Abstract
In today’s world, Information Retrieval (IR) systems play a significant role in facilitating users to access their desired information on the web. Current IR systems have come a long way in retrieving the most relevant results by using sophisticated ranking algorithms, relevance feedback, efficient indexing techniques etc. As a substantial amount of the web content is in English, current IR systems do a fair job
of fulfilling users information needs. On the other hand, Non-English web content has also seen tremendous growth in the recent years. Content from local or native languages originates mainly in the form of news portals, blogs, social networking web sites, etc. The surge in such web content can be attributed to major factors like users interests to read and express thoughts in their local languages, availability of sophisticated input methods for local language text entry, and robust technologies to handle such Non-English content. From the users perspective, IR systems that can retrieve relevant local language search results in addition to the search results in English would be more useful. This aspect of information need has given rise to the field of Cross Language Information Retrieval (CLIR).

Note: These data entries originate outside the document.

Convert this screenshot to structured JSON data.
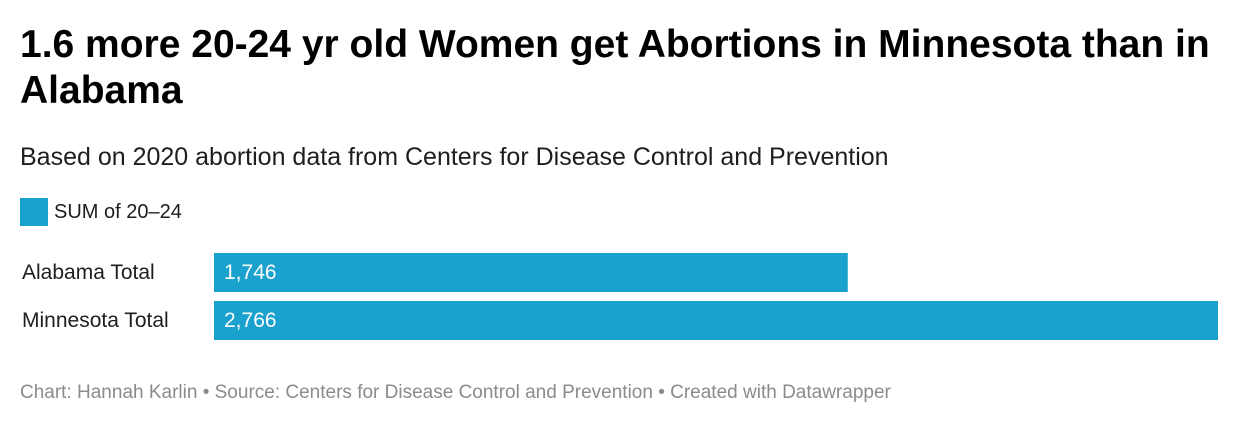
{
  "title": "1.6 more 20-24 yr old Women get Abortions in Minnesota than in Alabama",
  "subtitle": "Based on 2020 abortion data from Centers for Disease Control and Prevention",
  "legend": {
    "label": "SUM of 20–24",
    "color": "#1aa1cd"
  },
  "footer": "Chart: Hannah Karlin • Source: Centers for Disease Control and Prevention • Created with Datawrapper",
  "chart_data": {
    "type": "bar",
    "orientation": "horizontal",
    "title": "1.6 more 20-24 yr old Women get Abortions in Minnesota than in Alabama",
    "subtitle": "Based on 2020 abortion data from Centers for Disease Control and Prevention",
    "categories": [
      "Alabama Total",
      "Minnesota Total"
    ],
    "series": [
      {
        "name": "SUM of 20–24",
        "values": [
          1746,
          2766
        ],
        "labels": [
          "1,746",
          "2,766"
        ],
        "color": "#1aa1cd"
      }
    ],
    "xlim": [
      0,
      2766
    ],
    "grid": false,
    "legend_position": "top-left",
    "bar_label_color": "#ffffff"
  }
}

CLIR deals with retrieval of documents present in one language using user queries in another language. CLIR systems either translate the queries to the documents
language during input processing or translate the documents to the language of the queries during indexing for efficient retrieval. In this thesis, we focus on exploring efficient ways to translate user queries for cross language retrieval involving Indian languages. To build an effective query translation process, we need to find answers for some interesting questions pertaining to queries like
What does a general user query consist of?
What are the ways to translate user queries from one language to another?
A typical web query consists of three to four words with most of them as named entities. Studies have shown that more than 80% of the query terms are Out Of Vocabulary (OOV) words. Generally, these OOV words are not present in bi-lingual thesaurus. Hence they cannot be translated using bi-lingual dictionaries similar to other content words present in the query. They have to be transliterated either phonetically or orthographically or combining both based on the source and target languages. The content words in the query can be translated using several approaches including bi-lingual thesaurus, Ontologies, parallel or comparable corpora, using
web and other related resources. As one could infer, some form of “external resources” is needed for translating queries across any two languages. Firstly, we try to address the problem of translating OOV words in the context of English-Indian language and Indian language-English cross language retrieval. In our analysis, we found that most of the transliteration errors are due to ambiguities in the usage of “vowels” either in the source side or in the target side word. To address this issue, we introduce a mapping based approach of transliterating named
entities that generates “consonant skeleton” for the given source word and map it to the right target side word equivalent based on phonetically modified Levenshtein distance. Our method requires very minimal training data and yet achieves significant
improvement in performance when compared to another statistical based technique. Initially, we evaluated the algorithm for English-Tamil transliteration.
The transliteration accuracy of our algorithm is 91%, 96% and 99% for top-1, top-3 and top-8 transliteration candidates, when compared to 42%, 62% and 77% of the statistical system on a given standard test data. We have also extended the algorithm for English-Hindi and Hindi-English transliteration of named entities in the cross language retrieval scenario. Our algorithm proved to be effective in the cross language retrieval context and our systems have achieved state-of-the-art performance. Secondly, as mentioned earlier, most of the current CLIR systems use some form of external translation resources for translating queries. However if such resources are scarce or not available across any two languages, query translation becomes
rarely feasible. In the second case, we address this particular issue in the context of CLIR across Indian languages. We propose an approximate, fuzzy string
matching technique that exploits the presence of common origin words and similarity across the writing systems between Indian languages for query translation. We have implemented our technique for query translation on top of existing CLIR systems.
Our method performs reasonably well for CLIR across all the six bi-lingual language pairs comprising of Hindi, Bengali and Marathi. We have also tested the
significance of our obtained results and have shown that they are statistically valid.